Cannibalization — Market Response Modelling

Cannibalization - promotions evaluation: Source of gains and losses

Exhibit 35.12   Cannibalization: Source of gains and losses.

In a competitive environment, the demand for a product is not only a function of what the product has to offer, but also a function of what competitors’ products have to offer. The source of an item’s gains and losses, as depicted in Exhibit 35.12, are largely the result of consumers shifting volume to and from other items, including those items belonging to the same brand.

When a product drops price, increases advertising, improves product quality or expands distribution, it cannibalizes competing products. Cross elasticity of demand is the measure for these competitive effects. It determines the responsiveness in the sales of one product when a change in marketing effort takes place in a competing product.

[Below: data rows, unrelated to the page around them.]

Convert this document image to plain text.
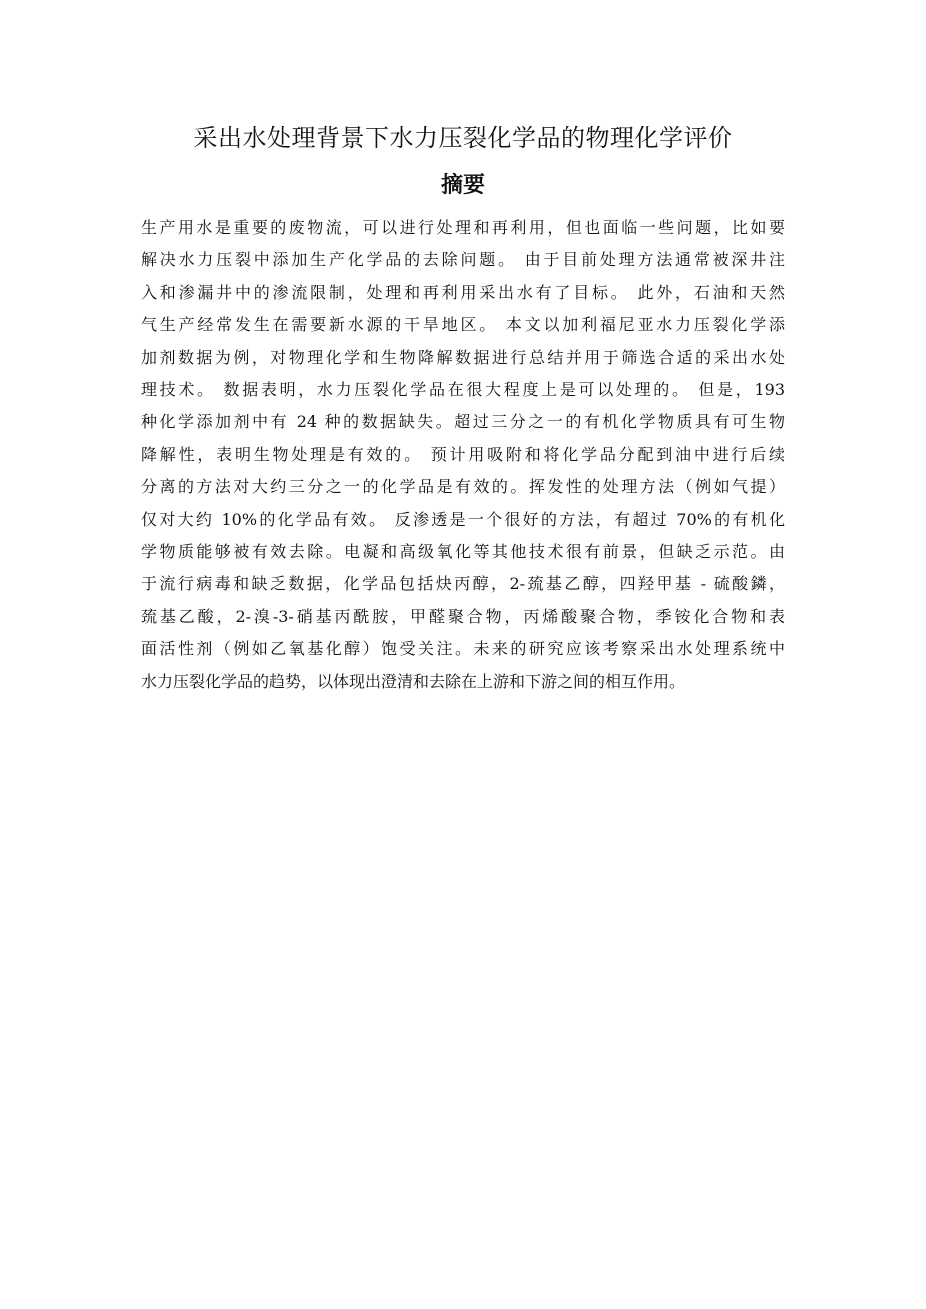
采出水处理背景下水力压裂化学品的物理化学评价
摘要
生产用水是重要的废物流，可以进行处理和再利用，但也面临一些问题，比如要
解决水力压裂中添加生产化学品的去除问题。 由于目前处理方法通常被深井注
入和渗漏井中的渗流限制，处理和再利用采出水有了目标。 此外，石油和天然
气生产经常发生在需要新水源的干旱地区。 本文以加利福尼亚水力压裂化学添
加剂数据为例，对物理化学和生物降解数据进行总结并用于筛选合适的采出水处
理技术。 数据表明，水力压裂化学品在很大程度上是可以处理的。 但是，193
种化学添加剂中有 24 种的数据缺失。超过三分之一的有机化学物质具有可生物
降解性，表明生物处理是有效的。 预计用吸附和将化学品分配到油中进行后续
分离的方法对大约三分之一的化学品是有效的。挥发性的处理方法（例如气提）
仅对大约 10%的化学品有效。 反渗透是一个很好的方法，有超过 70%的有机化
学物质能够被有效去除。电凝和高级氧化等其他技术很有前景，但缺乏示范。由
于流行病毒和缺乏数据，化学品包括炔丙醇，2-巯基乙醇，四羟甲基 - 硫酸鏻，
巯基乙酸，2-溴-3-硝基丙酰胺，甲醛聚合物，丙烯酸聚合物，季铵化合物和表
面活性剂（例如乙氧基化醇）饱受关注。未来的研究应该考察采出水处理系统中
水力压裂化学品的趋势，以体现出澄清和去除在上游和下游之间的相互作用。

Cross Price Elasticity, Cross Discount Elasticity

Promotions Evaluation - Discount elasticity and cross discount elasticity

Exhibit 35.13   Discount elasticity and cross discount elasticity.

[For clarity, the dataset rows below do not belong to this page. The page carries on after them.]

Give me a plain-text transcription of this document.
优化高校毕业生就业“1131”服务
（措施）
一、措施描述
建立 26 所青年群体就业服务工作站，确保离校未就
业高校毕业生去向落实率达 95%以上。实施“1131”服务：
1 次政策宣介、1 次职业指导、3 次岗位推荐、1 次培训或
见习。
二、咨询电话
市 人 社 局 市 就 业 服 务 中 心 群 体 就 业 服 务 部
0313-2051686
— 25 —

When evaluating the impact of marketing efforts, it is important not only to consider the elasticity of demand, but also the cross elasticity of demand. Manufacturers do not want to implement initiatives that simply cannibalize their own brands, resulting in a shift in sales from one product to another within their own portfolio, without a corresponding increase in overall sales or profits.

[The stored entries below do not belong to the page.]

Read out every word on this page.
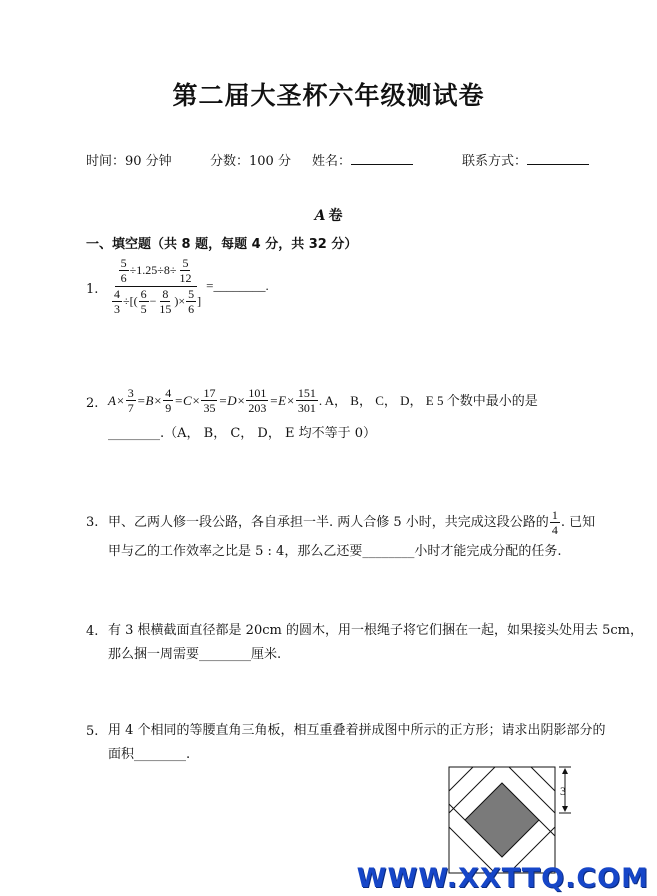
第二届大圣杯六年级测试卷
时间：90 分钟	分数：100 分 姓名：	联系方式：
A 卷
一、填空题（共 8 题，每题 4 分，共 32 分）
1.
$\frac{5}{6} \div 1.25\div 8\div \frac{5}{12}$
$\frac{4}{3}$ ÷[( $\frac{6}{5} - \frac{8}{15}$ )× $\frac{5}{6}$ ]
=________.
2. $A\times \frac{3}{7} =B\times \frac{4}{9} =C\times \frac{17}{35} =D\times \frac{101}{203} =E\times \frac{151}{301}$ . A， B， C， D， E 5 个数中最小的是
________.（A， B， C， D， E 均不等于 0）
3. 甲、乙两人修一段公路，各自承担一半. 两人合修 5 小时，共完成这段公路的 $\frac{1}{4}$ . 已知
甲与乙的工作效率之比是 5 : 4，那么乙还要________小时才能完成分配的任务.
4. 有 3 根横截面直径都是 20cm 的圆木，用一根绳子将它们捆在一起，如果接头处用去 5cm，
那么捆一周需要________厘米.
5. 用 4 个相同的等腰直角三角板，相互重叠着拼成图中所示的正方形；请求出阴影部分的
面积________.
3
WWW.XXTTQ.COM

Cross price elasticity (cross discount elasticity) is a measure of the responsiveness of sales quantity of a product to a (temporary) change in price of another product:

$$ \epsilon_{A,B}=\frac{\%\,change\,in\,quantity\,of\,product\,A}{\%\,change\,in\,price\,of\,product\,B} = \frac{dQ_A/Q_A}{dP_B/P_B} = \frac{P_B}{Q_A} \frac{dQ_A}{dP_B} $$

Exhibit 35.13 depicts a cross discount elasticity analysis. It tells us that a 10% discount in the price of item Red 250 gm results in a 36% drop in the sales volume of item Green 250 gm.

Note that Red 250 gm also cannibalizes Red 500 gm. On the other hand, when Red 500 gm is promoted, it does not cannibalize Red 250 gm. Instead, it steals share from Blue 250 gm and Yellow 250 gm. The manufacturer of Red should therefore consider promoting Red 500 gm more often than Red 250 gm.

From the retail chain’s perspective, it is beneficial to frequently promote Yellow 250 gm. Since the brand does not cannibalize other items, category sales, within the chain, will increase when it is promoted.